Nested Analysis of Variance (ANOVA) is a statistical technique used to evaluate the variance in a hierarchical or nested experimental design. Nested ANOVA is particularly useful when you have different categories of subjects that are inherently related in some way, for example, patients within the same hospital, or students in the same class.
Performing a Nested ANOVA in R can appear daunting, but it is a manageable task if approached systematically. This comprehensive guide aims to provide you with all the information needed to perform a Nested ANOVA in R, from understanding the basic assumptions to interpreting the results.

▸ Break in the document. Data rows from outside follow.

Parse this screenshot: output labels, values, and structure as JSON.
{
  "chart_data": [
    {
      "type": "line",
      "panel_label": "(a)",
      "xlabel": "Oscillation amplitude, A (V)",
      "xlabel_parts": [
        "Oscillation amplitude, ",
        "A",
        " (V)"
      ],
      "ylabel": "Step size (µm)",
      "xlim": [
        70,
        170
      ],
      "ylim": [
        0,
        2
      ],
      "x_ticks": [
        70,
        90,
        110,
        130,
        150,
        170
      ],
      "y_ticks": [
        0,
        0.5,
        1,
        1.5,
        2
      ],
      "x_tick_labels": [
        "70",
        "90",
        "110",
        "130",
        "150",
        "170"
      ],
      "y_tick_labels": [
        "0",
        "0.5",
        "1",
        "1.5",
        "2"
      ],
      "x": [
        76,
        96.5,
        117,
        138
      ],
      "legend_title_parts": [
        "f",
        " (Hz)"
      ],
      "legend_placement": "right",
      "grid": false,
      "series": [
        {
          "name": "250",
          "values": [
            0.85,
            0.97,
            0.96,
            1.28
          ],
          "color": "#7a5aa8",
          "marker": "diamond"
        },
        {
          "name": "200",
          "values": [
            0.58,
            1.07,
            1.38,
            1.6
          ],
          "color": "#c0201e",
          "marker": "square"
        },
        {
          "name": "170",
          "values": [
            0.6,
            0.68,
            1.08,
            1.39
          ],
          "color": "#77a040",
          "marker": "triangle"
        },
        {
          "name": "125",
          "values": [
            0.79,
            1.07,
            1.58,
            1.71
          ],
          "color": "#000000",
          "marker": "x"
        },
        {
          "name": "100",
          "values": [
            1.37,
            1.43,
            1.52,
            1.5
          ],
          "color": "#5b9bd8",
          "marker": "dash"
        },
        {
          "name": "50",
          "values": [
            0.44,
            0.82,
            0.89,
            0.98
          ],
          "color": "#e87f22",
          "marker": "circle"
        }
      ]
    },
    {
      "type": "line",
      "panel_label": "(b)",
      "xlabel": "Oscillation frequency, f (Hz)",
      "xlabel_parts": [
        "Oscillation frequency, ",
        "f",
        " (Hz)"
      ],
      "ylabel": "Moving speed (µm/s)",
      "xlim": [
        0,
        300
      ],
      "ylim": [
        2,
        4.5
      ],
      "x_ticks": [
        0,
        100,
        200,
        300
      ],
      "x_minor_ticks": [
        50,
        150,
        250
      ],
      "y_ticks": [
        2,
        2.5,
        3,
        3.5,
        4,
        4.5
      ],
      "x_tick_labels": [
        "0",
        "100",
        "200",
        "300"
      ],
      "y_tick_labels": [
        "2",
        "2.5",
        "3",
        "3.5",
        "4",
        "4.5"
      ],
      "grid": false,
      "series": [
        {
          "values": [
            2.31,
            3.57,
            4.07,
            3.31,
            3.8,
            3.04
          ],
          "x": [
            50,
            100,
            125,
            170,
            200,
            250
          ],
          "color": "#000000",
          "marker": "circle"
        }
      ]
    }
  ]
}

Understanding Nested ANOVA
Before diving into the steps for performing a Nested ANOVA in R, it is crucial to understand the assumptions:
- Normal Distribution: The dependent variable should be normally distributed within groups.
- Independence: Observations within each group must be independent of each other.
- Homogeneity of Variances: The variance of the dependent variable within each group should be roughly equal.
Preparing Data
To perform a Nested ANOVA in R, you need data that fits the nested model structure. The data should be in long format, where each row represents an observation and each column represents a variable.
Here’s an example data frame:
# Create example data frame
data <- data.frame(
Hospital = rep(c("H1", "H2", "H3"), each = 6),
Patient = rep(c("P1", "P2", "P3", "P4", "P5", "P6"), 3),
Measurement = c(10, 20, 10, 15, 20, 12, 30, 25, 20, 27, 35, 23, 5, 8, 5, 7, 6, 9)
)
Installing and Loading Necessary Packages
You will need the nlme
package for running the Nested ANOVA, and the ggplot2
package for visualization.
Install the packages with:
install.packages("nlme")
install.packages("ggplot2")
Then load the packages:
library(nlme)
library(ggplot2)
Data Exploration
Before proceeding with the Nested ANOVA, it is a good idea to perform some exploratory data analysis.
# Summary statistics
summary(data)
# Checking for normality
shapiro.test(data$Measurement)
# Checking for homogeneity of variances
bartlett.test(Measurement ~ Hospital, data = data)
Performing Nested ANOVA
To perform a Nested ANOVA in R using the lme
function from the nlme
package:
nested_model <- lme(Measurement ~ Hospital, random = ~1|Hospital/Patient, data = data)
summary(nested_model)
Post-Hoc Analysis
Post-hoc tests are essential when the Nested ANOVA indicates significant effects. These tests help you understand the pairwise comparisons between the different levels of your variables.
# Performing Tukey's HSD
nested_aov <- aov(Measurement ~ Hospital + Error(Hospital/Patient), data = data)
summary(nested_aov)
tukey_results <- TukeyHSD(nested_aov, "Hospital")
print(tukey_results)
Interpreting the Results
Interpretation focuses on the p-values obtained for each variable. A p-value less than 0.05 typically indicates a statistically significant effect.
Hospital
: If the p-value for the hospital variable is less than 0.05, then there are significant differences between at least two hospitals.
Visualizing Results
The results can be visually represented using ggplot2
:
ggplot(data, aes(x=Hospital, y=Measurement)) +
geom_boxplot(aes(fill = Hospital)) +
geom_jitter(width = 0.1) +
labs(title = "Nested ANOVA Results",
x = "Hospital",
y = "Measurement")

Conclusion
Nested ANOVA provides valuable insights into the impact of different hierarchical factors on a dependent variable. This comprehensive guide has equipped you with the necessary steps and tools to perform a Nested ANOVA in R. Understanding the assumptions, preparing the data, running the analysis, performing post-hoc tests, interpreting the results, and finally, visualizing the outcomes, are the key steps in this journey.
It is important to use Nested ANOVA appropriately, adhering to its assumptions and interpreting its results with care. This ensures that your conclusions are both meaningful and valid.